CAIRATE – La Hydrogen Valley di Cairate è pronta per l’inaugurazione ufficiale. Il taglio del nastro del progetto H2Olona è in programma venerdì 9 ottobre alle 11 nel fondovalle, dove è stato installato l’impianto destinato alla produzione di idrogeno verde.
L’intervento rappresenta il primo passo di un piano più ampio che comprende la rigenerazione dell’ex cartiera Vita Mayer, area industriale dismessa da circa cinquant’anni e più volte definita dal sindaco Anna Pugliese una «ferita aperta del territorio».
Un investimento da 11,5 milioni di euro
Il progetto H2Olona-Hydrogen Valley è promosso da Expand, società della famiglia Vitali, e sostenuto con un finanziamento di circa 11,5 milioni di euro concesso dal Ministero dell’Ambiente e della Sicurezza energetica attraverso le risorse del Pnrr.

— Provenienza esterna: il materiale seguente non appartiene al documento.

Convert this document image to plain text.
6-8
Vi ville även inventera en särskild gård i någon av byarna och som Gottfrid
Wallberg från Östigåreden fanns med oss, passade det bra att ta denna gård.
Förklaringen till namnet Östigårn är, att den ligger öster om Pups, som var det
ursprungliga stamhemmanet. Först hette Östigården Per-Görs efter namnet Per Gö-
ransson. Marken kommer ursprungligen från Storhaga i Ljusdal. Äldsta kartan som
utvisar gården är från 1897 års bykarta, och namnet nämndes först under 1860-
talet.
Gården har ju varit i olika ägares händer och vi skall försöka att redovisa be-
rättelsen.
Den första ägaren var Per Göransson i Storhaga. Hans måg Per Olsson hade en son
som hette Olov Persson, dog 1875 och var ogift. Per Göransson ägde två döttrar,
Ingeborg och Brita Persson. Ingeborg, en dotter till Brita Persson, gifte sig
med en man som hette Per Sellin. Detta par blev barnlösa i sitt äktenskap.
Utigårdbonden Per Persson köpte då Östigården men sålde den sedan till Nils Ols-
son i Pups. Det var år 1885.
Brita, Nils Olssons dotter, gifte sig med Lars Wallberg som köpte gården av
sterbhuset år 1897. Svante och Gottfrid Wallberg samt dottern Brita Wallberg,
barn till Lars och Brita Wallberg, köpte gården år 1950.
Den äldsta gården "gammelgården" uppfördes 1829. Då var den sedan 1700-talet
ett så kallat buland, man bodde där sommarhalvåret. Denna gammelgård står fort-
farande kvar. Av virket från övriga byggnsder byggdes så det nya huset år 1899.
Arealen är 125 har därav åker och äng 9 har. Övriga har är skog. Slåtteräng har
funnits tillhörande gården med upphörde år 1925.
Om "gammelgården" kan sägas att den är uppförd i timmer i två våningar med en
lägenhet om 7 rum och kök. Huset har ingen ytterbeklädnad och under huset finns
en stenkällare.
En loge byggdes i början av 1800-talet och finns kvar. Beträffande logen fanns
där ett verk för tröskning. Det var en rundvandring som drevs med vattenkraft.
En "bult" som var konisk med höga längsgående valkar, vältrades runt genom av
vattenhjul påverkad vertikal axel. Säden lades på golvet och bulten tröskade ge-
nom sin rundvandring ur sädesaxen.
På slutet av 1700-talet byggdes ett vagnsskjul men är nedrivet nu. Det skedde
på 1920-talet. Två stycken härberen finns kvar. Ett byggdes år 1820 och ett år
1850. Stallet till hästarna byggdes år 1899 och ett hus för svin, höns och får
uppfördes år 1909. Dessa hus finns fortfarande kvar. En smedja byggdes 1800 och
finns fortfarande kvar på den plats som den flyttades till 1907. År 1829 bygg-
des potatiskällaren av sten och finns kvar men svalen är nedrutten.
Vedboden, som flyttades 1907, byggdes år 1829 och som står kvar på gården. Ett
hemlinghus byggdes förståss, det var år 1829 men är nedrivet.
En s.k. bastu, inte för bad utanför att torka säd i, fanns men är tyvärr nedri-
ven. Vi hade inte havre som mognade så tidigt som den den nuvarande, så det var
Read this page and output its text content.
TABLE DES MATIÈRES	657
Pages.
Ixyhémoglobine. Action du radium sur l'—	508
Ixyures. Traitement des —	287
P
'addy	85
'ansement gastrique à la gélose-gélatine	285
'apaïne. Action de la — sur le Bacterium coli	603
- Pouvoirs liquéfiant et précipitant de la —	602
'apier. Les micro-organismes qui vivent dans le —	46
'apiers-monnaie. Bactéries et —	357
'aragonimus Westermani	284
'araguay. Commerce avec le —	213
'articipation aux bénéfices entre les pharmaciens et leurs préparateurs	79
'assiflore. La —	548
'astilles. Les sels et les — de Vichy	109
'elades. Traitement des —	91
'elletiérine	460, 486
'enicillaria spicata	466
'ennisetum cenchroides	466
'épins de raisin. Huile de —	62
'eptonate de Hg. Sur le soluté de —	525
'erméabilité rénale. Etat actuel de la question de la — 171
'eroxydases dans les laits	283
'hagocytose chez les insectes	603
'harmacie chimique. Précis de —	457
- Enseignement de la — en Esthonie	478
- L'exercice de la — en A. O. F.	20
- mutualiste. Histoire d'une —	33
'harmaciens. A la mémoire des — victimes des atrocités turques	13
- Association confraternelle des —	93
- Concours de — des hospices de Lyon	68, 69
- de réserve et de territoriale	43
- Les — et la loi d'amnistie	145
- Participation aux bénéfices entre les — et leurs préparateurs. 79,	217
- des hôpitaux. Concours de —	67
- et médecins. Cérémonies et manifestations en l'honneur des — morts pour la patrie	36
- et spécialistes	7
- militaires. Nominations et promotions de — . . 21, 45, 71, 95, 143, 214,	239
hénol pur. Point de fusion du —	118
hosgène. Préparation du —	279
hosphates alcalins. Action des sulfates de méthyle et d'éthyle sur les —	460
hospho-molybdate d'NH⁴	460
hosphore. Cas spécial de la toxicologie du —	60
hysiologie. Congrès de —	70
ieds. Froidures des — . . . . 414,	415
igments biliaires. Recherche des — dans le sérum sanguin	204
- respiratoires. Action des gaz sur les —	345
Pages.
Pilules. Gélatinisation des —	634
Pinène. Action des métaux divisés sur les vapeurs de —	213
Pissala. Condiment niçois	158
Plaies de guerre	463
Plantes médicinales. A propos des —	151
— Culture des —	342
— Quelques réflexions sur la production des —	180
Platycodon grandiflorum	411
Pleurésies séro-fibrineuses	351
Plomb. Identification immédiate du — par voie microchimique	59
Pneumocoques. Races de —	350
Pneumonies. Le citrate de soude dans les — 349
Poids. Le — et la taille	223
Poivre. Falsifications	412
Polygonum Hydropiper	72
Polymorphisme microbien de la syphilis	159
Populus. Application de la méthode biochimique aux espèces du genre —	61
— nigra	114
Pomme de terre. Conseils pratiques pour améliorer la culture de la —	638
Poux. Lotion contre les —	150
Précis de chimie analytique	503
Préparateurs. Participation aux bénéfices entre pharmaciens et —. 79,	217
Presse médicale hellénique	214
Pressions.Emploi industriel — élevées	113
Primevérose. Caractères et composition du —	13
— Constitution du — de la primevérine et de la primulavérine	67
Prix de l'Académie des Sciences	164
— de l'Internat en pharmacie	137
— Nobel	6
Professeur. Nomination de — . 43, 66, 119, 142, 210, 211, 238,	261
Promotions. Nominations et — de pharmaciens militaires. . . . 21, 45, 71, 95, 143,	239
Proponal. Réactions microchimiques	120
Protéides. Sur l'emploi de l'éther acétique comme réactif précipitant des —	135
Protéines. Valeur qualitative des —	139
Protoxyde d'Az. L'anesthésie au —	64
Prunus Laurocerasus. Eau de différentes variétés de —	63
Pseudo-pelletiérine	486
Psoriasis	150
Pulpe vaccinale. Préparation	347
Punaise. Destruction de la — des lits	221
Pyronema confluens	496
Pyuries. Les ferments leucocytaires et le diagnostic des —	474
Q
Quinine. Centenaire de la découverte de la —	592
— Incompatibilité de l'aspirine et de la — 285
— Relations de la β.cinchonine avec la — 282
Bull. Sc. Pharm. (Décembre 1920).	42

Il nuovo impianto utilizzerà un processo di elettrolisi e avrà una capacità produttiva stimata in 102 tonnellate di idrogeno verde all’anno. L’obiettivo è accompagnare la trasformazione di un’area storicamente legata alla produzione della carta e all’impiego del carbone in un polo industriale fondato su nuove tecnologie energetiche.
Entro la fine del 2026 Expand punta inoltre a concludere il rogito per l’acquisto dell’ex complesso Vita Mayer, passaggio determinante per proseguire il recupero dell’intera zona.
Dal trattamento dei fanghi all’accumulo energetico
Tra le attività previste figura anche il trattamento in loco di circa 500 tonnellate di fanghi provenienti dal depuratore. Il progetto comprende inoltre un sistema Bess per l’accumulo dell’energia prodotta, che potrà essere messa a disposizione a condizioni agevolate delle imprese destinate a insediarsi nella valle.
Secondo le stime illustrate dall’amministrazione comunale, il sistema potrebbe generare per il Comune un risparmio compreso tra 400mila e 500mila euro all’anno sui costi per il riscaldamento degli edifici pubblici.
Il fondovalle restituito alla comunità
La Hydrogen Valley non riguarda soltanto la riconversione produttiva dell’ex area industriale. Il piano prevede anche la restituzione alla comunità del parco e del fondovalle, rimasti inaccessibili per mezzo secolo.
Sono contemplati nuovi percorsi ciclopedonali immersi nel verde, collegati con il bike park, con l’obiettivo di ricucire l’area recuperata al resto del territorio. L’inaugurazione del 9 ottobre segnerà quindi l’avvio concreto di un intervento che ambisce a cambiare il volto di una delle zone più compromesse di Cairate.